The bill’s passage reportedly caps a frustrating year of insurers working with medical providers, plaintiffs’ attorneys and the Legislature to seek reforms that would curb Colorado’s high automobile insurance premiums. (Colorado was ranked as having the 11th highest average automobile insurance premium in the country last year.) The Alliance of American Insurers (AAI), which served on the Governor’s No-Fault Reform Task Force, reportedly supports the move.
“Only a handful of states continue to have no-fault systems, and they all tend to be high cost,” Peter Gorman, vice president of the Alliance’s Western Region, commented. “Not one state has enacted no-fault in the last 20 years due to concerns that the model law endorsed by the insurance industry will be compromised in the legislative process by the trial bar. That is what happened in almost every state where no-fault was enacted. While we still support the concept, we cannot in good conscience support the provider abuse and high premiums we see in some states. For that reason, we supported repeal after it became clear meaningful reform was impossible in Colorado.”
Colorado’s skyrocketing auto premiums are reportedly due to an extremely low threshold ($2,500) after which lawsuits are permitted and a generous $100,000 minimum medical service coverage for “reasonable” care. This coverage has given rise to a host of alternative care providers serving injured drivers. The average number of chiropractic visits per claim in particular has reportedly jumped from 24 in 1997 to 33 in 2003.
Last year, Gov. Owens extended the no-fault law’s sunset for one year on the condition that the Legislature offer “meaningful” reform with significant cost savings. The insurance industry offered its own bill that would have reportedly met this test with a 20-28 percent premium reduction, but it was rejected by the providers and plaintiffs’ bar.

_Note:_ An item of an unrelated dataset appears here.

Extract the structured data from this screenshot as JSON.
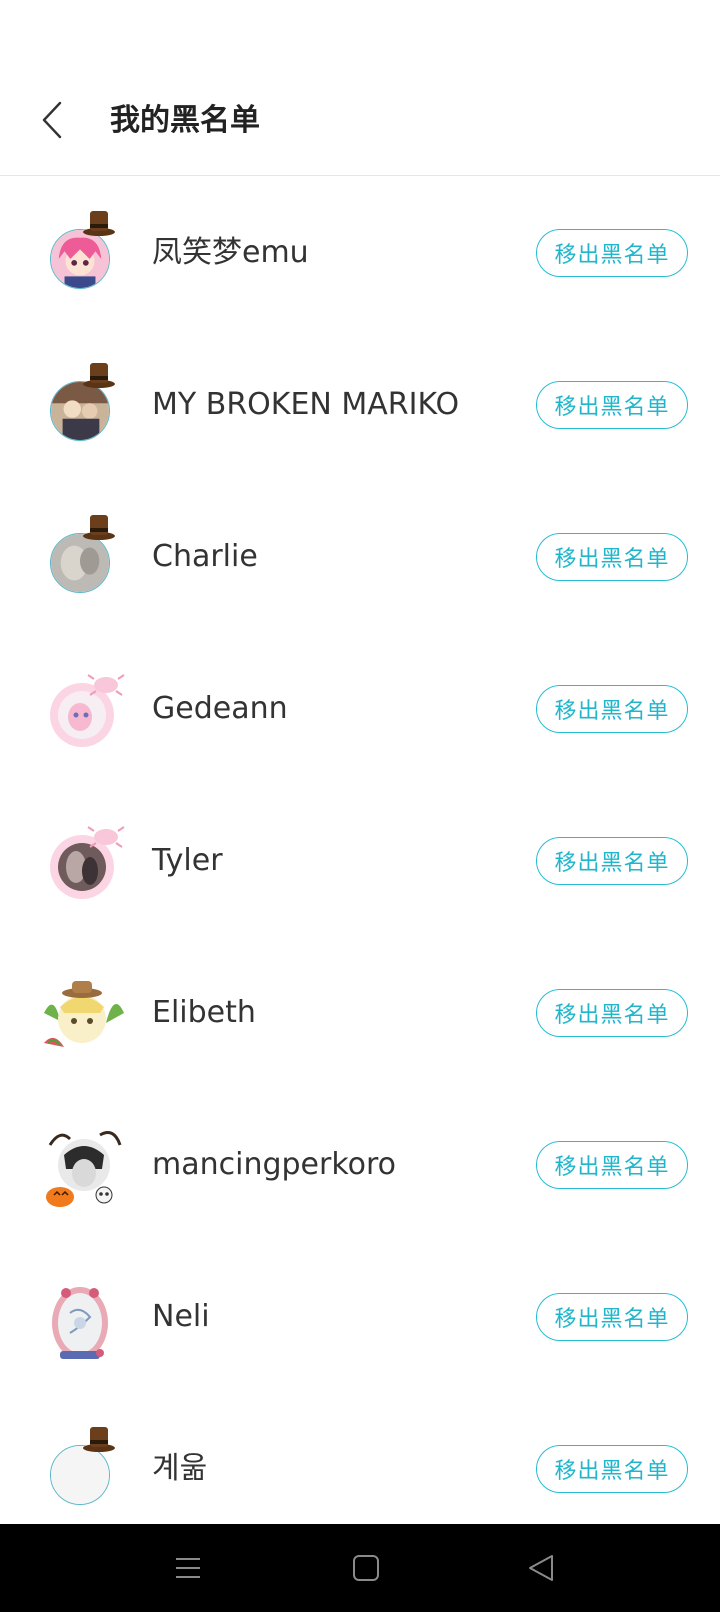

With the legislative session having ended May 7, several last-minute efforts were made to rescue no-fault, but all failed. Existing no-fault statutes expire July 1, 2003. HB 1188 addresses mandatory minimum financial responsibility to maintain $25,000/$50,000/$15,000 liability and property damage limits.
Insurance Commissioner Doug Dean is reportedly working on implementing regulations that are expected to allow no-fault coverage for all existing policies until policy renewal.